Personal details
- Born: 14 April 1940 Ísafjörður, Kingdom of Iceland
- Died: 1 July 2022 (aged 82)
- Political party: Social Democratic Party
- Spouse: Hrefna Filippusdóttir
- Children: 2
- Occupation: Journalist; politician;

= Árni Gunnarsson =

Icelandic journalist and politician (1940–2022)

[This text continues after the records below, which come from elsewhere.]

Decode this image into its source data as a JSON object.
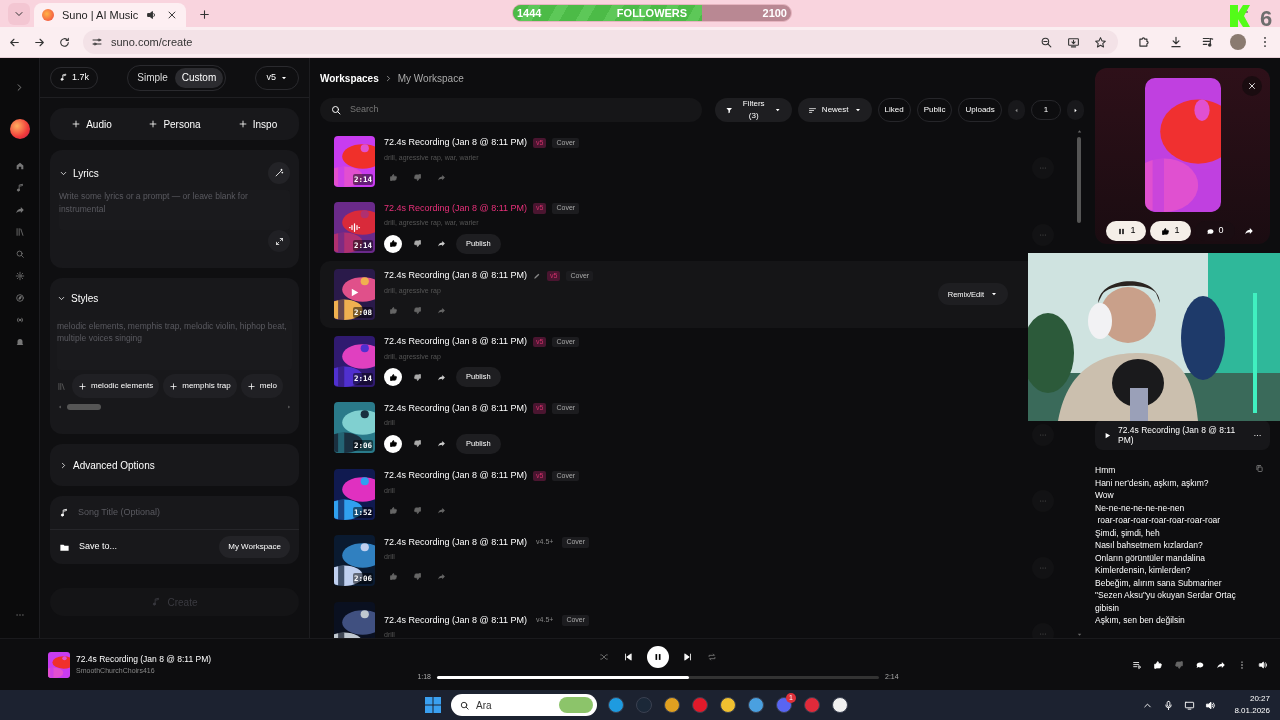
{
  "browser": {
    "tab_title": "Suno | AI Music",
    "url": "suno.com/create"
  },
  "stream_overlay": {
    "current": "1444",
    "label": "FOLLOWERS",
    "goal": "2100",
    "level": 0.68,
    "corner_text": "6"
  },
  "create_panel": {
    "credits": "1.7k",
    "modes": [
      {
        "label": "Simple",
        "selected": false
      },
      {
        "label": "Custom",
        "selected": true
      }
    ],
    "model": "v5",
    "add_buttons": [
      "Audio",
      "Persona",
      "Inspo"
    ],
    "lyrics": {
      "title": "Lyrics",
      "expanded": true,
      "placeholder": "Write some lyrics or a prompt — or leave blank for instrumental"
    },
    "styles": {
      "title": "Styles",
      "expanded": true,
      "placeholder": "melodic elements, memphis trap, melodic violin, hiphop beat, multiple voices singing",
      "chips": [
        "melodic elements",
        "memphis trap",
        "melo"
      ]
    },
    "advanced": {
      "title": "Advanced Options",
      "expanded": false
    },
    "song_title_placeholder": "Song Title (Optional)",
    "save_to": "Save to...",
    "workspace": "My Workspace",
    "create_button": {
      "label": "Create",
      "disabled": true
    }
  },
  "breadcrumb": [
    "Workspaces",
    "My Workspace"
  ],
  "toolbar": {
    "search_placeholder": "Search",
    "filters": "Filters (3)",
    "sort": "Newest",
    "toggles": [
      "Liked",
      "Public",
      "Uploads"
    ],
    "page": "1"
  },
  "songs": [
    {
      "title": "72.4s Recording (Jan 8 @ 8:11 PM)",
      "version": {
        "label": "v5",
        "accent": true
      },
      "tag": "Cover",
      "tags": "drill, agressive rap, war, warier",
      "duration": "2:14",
      "playing": false,
      "highlighted": false,
      "liked": false,
      "more_button": true
    },
    {
      "title": "72.4s Recording (Jan 8 @ 8:11 PM)",
      "version": {
        "label": "v5",
        "accent": true
      },
      "tag": "Cover",
      "tags": "drill, agressive rap, war, warier",
      "duration": "2:14",
      "playing": true,
      "highlighted": false,
      "liked": true,
      "publish": "Publish",
      "more_button": true
    },
    {
      "title": "72.4s Recording (Jan 8 @ 8:11 PM)",
      "version": {
        "label": "v5",
        "accent": true
      },
      "tag": "Cover",
      "tags": "drill, agressive rap",
      "duration": "2:08",
      "playing": false,
      "highlighted": true,
      "liked": false,
      "action_button": "Remix/Edit",
      "more_button": false
    },
    {
      "title": "72.4s Recording (Jan 8 @ 8:11 PM)",
      "version": {
        "label": "v5",
        "accent": true
      },
      "tag": "Cover",
      "tags": "drill, agressive rap",
      "duration": "2:14",
      "playing": false,
      "highlighted": false,
      "liked": true,
      "publish": "Publish",
      "more_button": false
    },
    {
      "title": "72.4s Recording (Jan 8 @ 8:11 PM)",
      "version": {
        "label": "v5",
        "accent": true
      },
      "tag": "Cover",
      "tags": "drill",
      "duration": "2:06",
      "playing": false,
      "highlighted": false,
      "liked": true,
      "publish": "Publish",
      "more_button": true
    },
    {
      "title": "72.4s Recording (Jan 8 @ 8:11 PM)",
      "version": {
        "label": "v5",
        "accent": true
      },
      "tag": "Cover",
      "tags": "drill",
      "duration": "1:52",
      "playing": false,
      "highlighted": false,
      "liked": false,
      "more_button": true
    },
    {
      "title": "72.4s Recording (Jan 8 @ 8:11 PM)",
      "version": {
        "label": "v4.5+",
        "accent": false
      },
      "tag": "Cover",
      "tags": "drill",
      "duration": "2:06",
      "playing": false,
      "highlighted": false,
      "liked": false,
      "more_button": true
    },
    {
      "title": "72.4s Recording (Jan 8 @ 8:11 PM)",
      "version": {
        "label": "v4.5+",
        "accent": false
      },
      "tag": "Cover",
      "tags": "drill",
      "playing": false,
      "highlighted": false,
      "actions": false,
      "more_button": true
    }
  ],
  "detail": {
    "stats": [
      {
        "kind": "plays",
        "label": "1"
      },
      {
        "kind": "likes",
        "label": "1"
      },
      {
        "kind": "comments",
        "label": "0"
      }
    ],
    "song_title": "72.4s Recording (Jan 8 @ 8:11 PM)",
    "lyrics": [
      "Hmm",
      "Hani ner'desin, aşkım, aşkım?",
      "Wow",
      "Ne-ne-ne-ne-ne-ne-nen",
      " roar-roar-roar-roar-roar-roar-roar",
      "Şimdi, şimdi, heh",
      "Nasıl bahsetmem kızlardan?",
      "Onların görüntüler mandalina",
      "Kimlerdensin, kimlerden?",
      "Bebeğim, alırım sana Submariner",
      "\"Sezen Aksu\"yu okuyan Serdar Ortaç gibisin",
      "Aşkım, sen ben değilsin"
    ]
  },
  "player": {
    "title": "72.4s Recording (Jan 8 @ 8:11 PM)",
    "artist": "SmoothChurchChoirs416",
    "elapsed": "1:18",
    "total": "2:14",
    "level": 0.57,
    "playing": true
  },
  "taskbar": {
    "search": "Ara",
    "badge": "1",
    "time": "20:27",
    "date": "8.01.2026"
  }
}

Árni Gunnarsson (14 April 1940 – 1 July 2022) was an Icelandic journalist and politician. He was a journalist at Alþýðublaðið and later a news director from 1959 to 1965. He was also a journalist and news director at Ríkisútvarpið and Vísir from 1965 to 1976. He was a reporter for Ríkisútvarpið when the eruption began on Heimaey in January 1973 and later wrote the book Eldgos í Eyjar. In 1978, he was elected a Member of Alþingi for Northeastern Region for the Social Democratic Party where he had a seat intermittently until 1991. He was then President of the Lower House in 1979 and from 1989 to 1991.

==Personal life==
Árni was born in Ísafjörður to Gunnar Stefánsson, a representative of the State Travel Agency, and Ásta Árnadóttir, a housewife. Árni was married to Hrefna Filippusdóttir with whom he had two daughters.